The two-stage design developed by LaPotin makes clever use of the heat that is generated whenever water changes phase. The sun’s heat is collected by a solar absorber plate at the top of the box-like system and warms the zeolite, releasing the moisture the material has captured overnight.
That vapour condenses on a collector plate, in a process that releases heat as well. The collector plate is a copper sheet directly above and in contact with the second zeolite layer, where the heat of condensation is used to release the vapour from that subsequent layer. Droplets of water collected from each of the two layers can be funnelled together into a collecting tank.
In the process, the overall productivity of the system, in terms of its potential litres per day per square metre of solar collecting area (LMD), is approximately doubled compared to the earlier version. Exact rates, however, depend on local temperature variations, solar flux, and humidity levels.
In the initial prototype of the new system, tested on a rooftop at MIT before the restrictions put in place for the novel coronavirus (COVID-19) pandemic, the device produced water at a rate “orders of magnitude” greater than the earlier version, Wang says.
Similar two-stage systems have previously been used for other applications such as desalination. But Wang says, “I think no one has really pursued this avenue” of using such a system for atmospheric water harvesting (AWH).
Existing AWH approaches include fog harvesting and dew harvesting, but both have significant limitations. Fog harvesting only works with 100% relative humidity, and is currently used only in a few coastal deserts. Dew harvesting requires energy-intensive refrigeration to provide cold surfaces for moisture to condense on, and still requires humidity of at least 50%, depending on the ambient temperature.

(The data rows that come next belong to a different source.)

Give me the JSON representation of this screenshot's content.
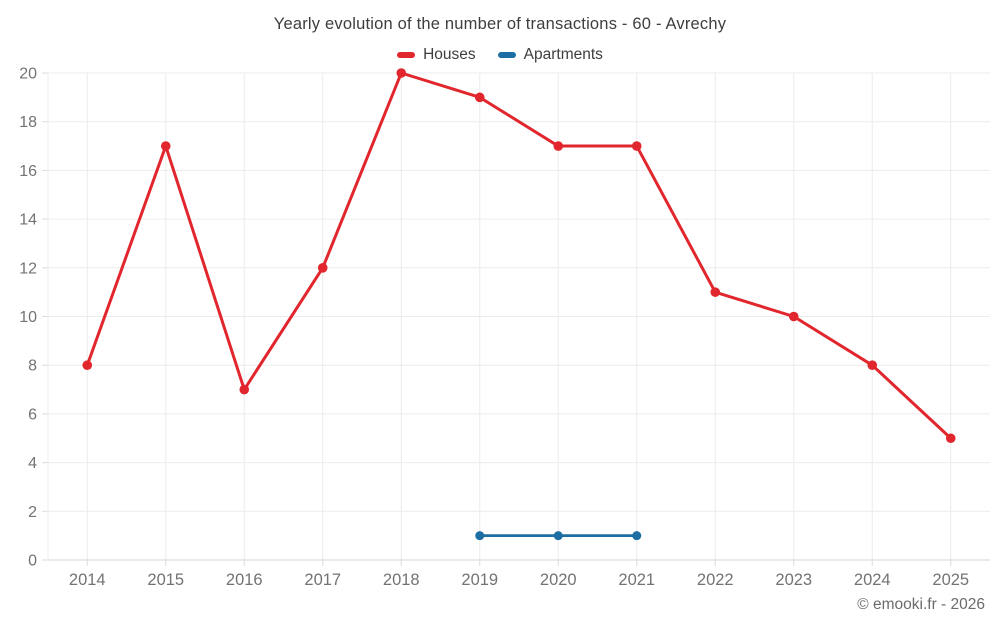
{
  "chart_data": {
    "type": "line",
    "title": "Yearly evolution of the number of transactions - 60 - Avrechy",
    "categories": [
      "2014",
      "2015",
      "2016",
      "2017",
      "2018",
      "2019",
      "2020",
      "2021",
      "2022",
      "2023",
      "2024",
      "2025"
    ],
    "series": [
      {
        "name": "Houses",
        "color": "#e1262d",
        "line_width": 3,
        "marker_radius": 4.8,
        "values": [
          8,
          17,
          7,
          12,
          20,
          19,
          17,
          17,
          11,
          10,
          8,
          5
        ]
      },
      {
        "name": "Apartments",
        "color": "#1d6fa3",
        "line_width": 2.8,
        "marker_radius": 4.5,
        "values": [
          null,
          null,
          null,
          null,
          null,
          1,
          1,
          1,
          null,
          null,
          null,
          null
        ]
      }
    ],
    "ylim": [
      0,
      20
    ],
    "ytick_step": 2,
    "grid": true,
    "legend_position": "top",
    "xlabel": "",
    "ylabel": ""
  },
  "footer": {
    "credit": "© emooki.fr - 2026"
  },
  "colors": {
    "background": "#ffffff",
    "grid": "#ececec",
    "axis_line": "#d4d4d4",
    "tick": "#dcdcdc",
    "tick_label": "#737373",
    "title_text": "#3e3e3e",
    "credit_text": "#6b6b6b"
  }
}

By contrast, the new system can work at humidity levels as low as 20%, and requires no energy input other than sunlight or any other available source of low-grade heat.
LaPotin says that the key is this two-stage architecture. Now that its effectiveness has been shown, people can search for even better adsorbent materials that could further drive up the production rates.

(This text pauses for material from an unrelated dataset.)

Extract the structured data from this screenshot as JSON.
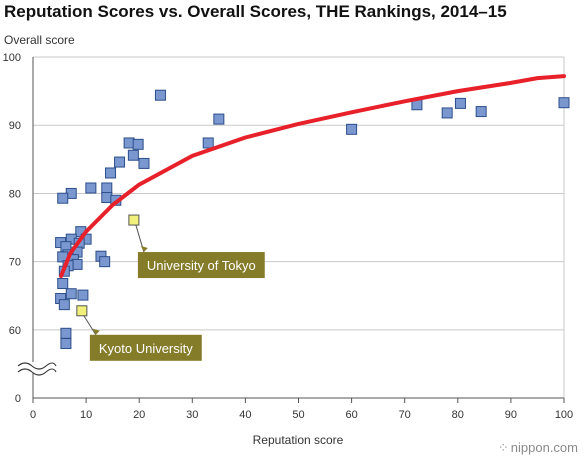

The present production rate of about 0.8 litres of water per square metre per day may be adequate for some applications. If this rate can be improved with some further fine-tuning and materials choices, however, this could become practical on a large scale, she says.

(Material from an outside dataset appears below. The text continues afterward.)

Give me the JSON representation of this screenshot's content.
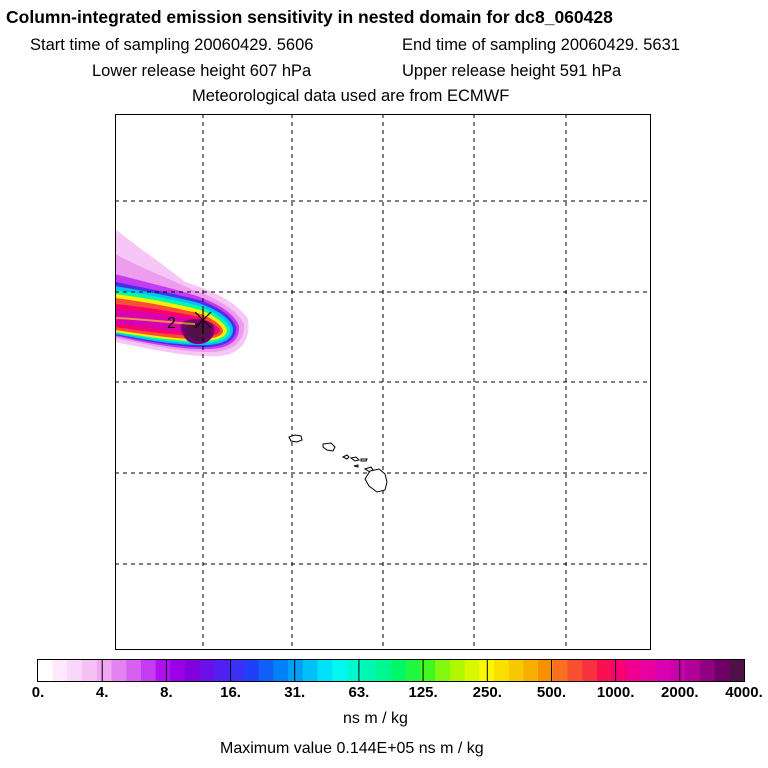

Materials are already being developed that have an adsorption about five times greater than this particular zeolite, and could lead to a corresponding increase in water output, according to Wang.
The team continues work on refining the materials and design of the device and adapting it to specific applications, such as a portable version for military field operations. The two-stage system could also be adapted to other kinds of water harvesting approaches. These would use multiple thermal cycles per day, fed by a different heat source rather than sunlight, with the potential to produce higher daily outputs.